Image: Tookapic, Food plate restaurant, Pexels, CC0 Creative Commons
Image: Tookapic, Food plate restaurant, Pexels, CC0 Creative Commons

FCRN member Laurence Godin of the University of Geneva has written a paper that uses social practice theory to map food prescriptions (i.e. guidelines on how best to eat) and their translation in practice. It identifies what elements are essential for taking up food prescriptions, beyond individual motivation and intention.

The paper looks at influences such as the types of foods available to workers on their daily commute, the organisation of household work, and social relationships inside and outside of the home.

This paper argues that, to support transitions towards healthier and more sustainable diets, it is crucial to think of individual practices as embedded in a social system, and consider that the system must change (in terms of infrastructure, institutions, and social norms) in order for individual behaviour to change as well.

 

Abstract

This paper takes as a starting point “food consumption prescriptions”, or guidelines on what and how one should eat when it comes to “healthy and sustainable diets”. Through qualitative research in Switzerland, involving discourse analysis, observations, in-depth interviews, and focus groups, we set out to uncover the more dominant prescriptions put forward by a variety of actors, how consumers represent these prescriptions, as well as overlaps and tensions between them.

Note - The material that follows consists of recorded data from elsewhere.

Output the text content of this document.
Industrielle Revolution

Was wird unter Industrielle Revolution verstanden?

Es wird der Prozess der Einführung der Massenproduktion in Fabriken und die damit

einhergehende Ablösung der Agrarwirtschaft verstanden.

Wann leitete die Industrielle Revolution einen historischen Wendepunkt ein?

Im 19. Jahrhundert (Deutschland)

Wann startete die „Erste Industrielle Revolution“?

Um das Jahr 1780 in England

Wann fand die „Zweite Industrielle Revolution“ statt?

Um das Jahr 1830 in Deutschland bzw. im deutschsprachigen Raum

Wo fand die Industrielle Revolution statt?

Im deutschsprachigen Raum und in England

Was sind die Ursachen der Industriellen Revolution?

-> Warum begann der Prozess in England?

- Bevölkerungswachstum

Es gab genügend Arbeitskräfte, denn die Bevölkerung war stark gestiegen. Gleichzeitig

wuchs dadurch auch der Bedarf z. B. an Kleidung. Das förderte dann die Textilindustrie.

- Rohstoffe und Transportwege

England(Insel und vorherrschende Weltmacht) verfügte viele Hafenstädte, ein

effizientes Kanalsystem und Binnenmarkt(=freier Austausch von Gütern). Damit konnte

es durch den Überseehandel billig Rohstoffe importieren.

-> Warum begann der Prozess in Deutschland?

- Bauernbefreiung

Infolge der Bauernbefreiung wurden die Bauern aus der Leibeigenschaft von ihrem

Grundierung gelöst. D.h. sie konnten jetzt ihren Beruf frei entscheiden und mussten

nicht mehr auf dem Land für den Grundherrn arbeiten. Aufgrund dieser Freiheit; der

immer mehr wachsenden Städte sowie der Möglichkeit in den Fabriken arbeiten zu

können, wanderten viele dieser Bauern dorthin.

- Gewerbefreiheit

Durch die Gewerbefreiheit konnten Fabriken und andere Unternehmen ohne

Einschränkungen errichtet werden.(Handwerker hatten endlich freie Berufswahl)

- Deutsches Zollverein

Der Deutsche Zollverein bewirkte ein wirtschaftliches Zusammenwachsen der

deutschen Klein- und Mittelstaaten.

The notion of a “balanced meal” is the more prominent prescription, along with the idea that food and eating should be “pleasurable”. Guidelines towards eating local and seasonal products overlap with organic and natural food consumption, while prescriptions to eat less meat of higher quality are in tension with prescriptions around vegetarian and vegan diets. We then consider how prescriptions play out in daily life, as both a resource and obstacle towards the establishment of eating habits, and what dimensions of everyday life have the most influence on how certain prescriptions are enacted – contributing to conceptual deliberations on food in relation to social practices. Time, mobility, and the relationships built around food and eating are forces to be reckoned with when considering possible transitions towards the normative goal of “healthier and more sustainable diets”.

 

Reference

Godin, L. and Sahakian, M., 2018. Cutting through conflicting prescriptions: How guidelines inform “healthy and sustainable” diets in Switzerland. Appetite, 130, pp.123-133.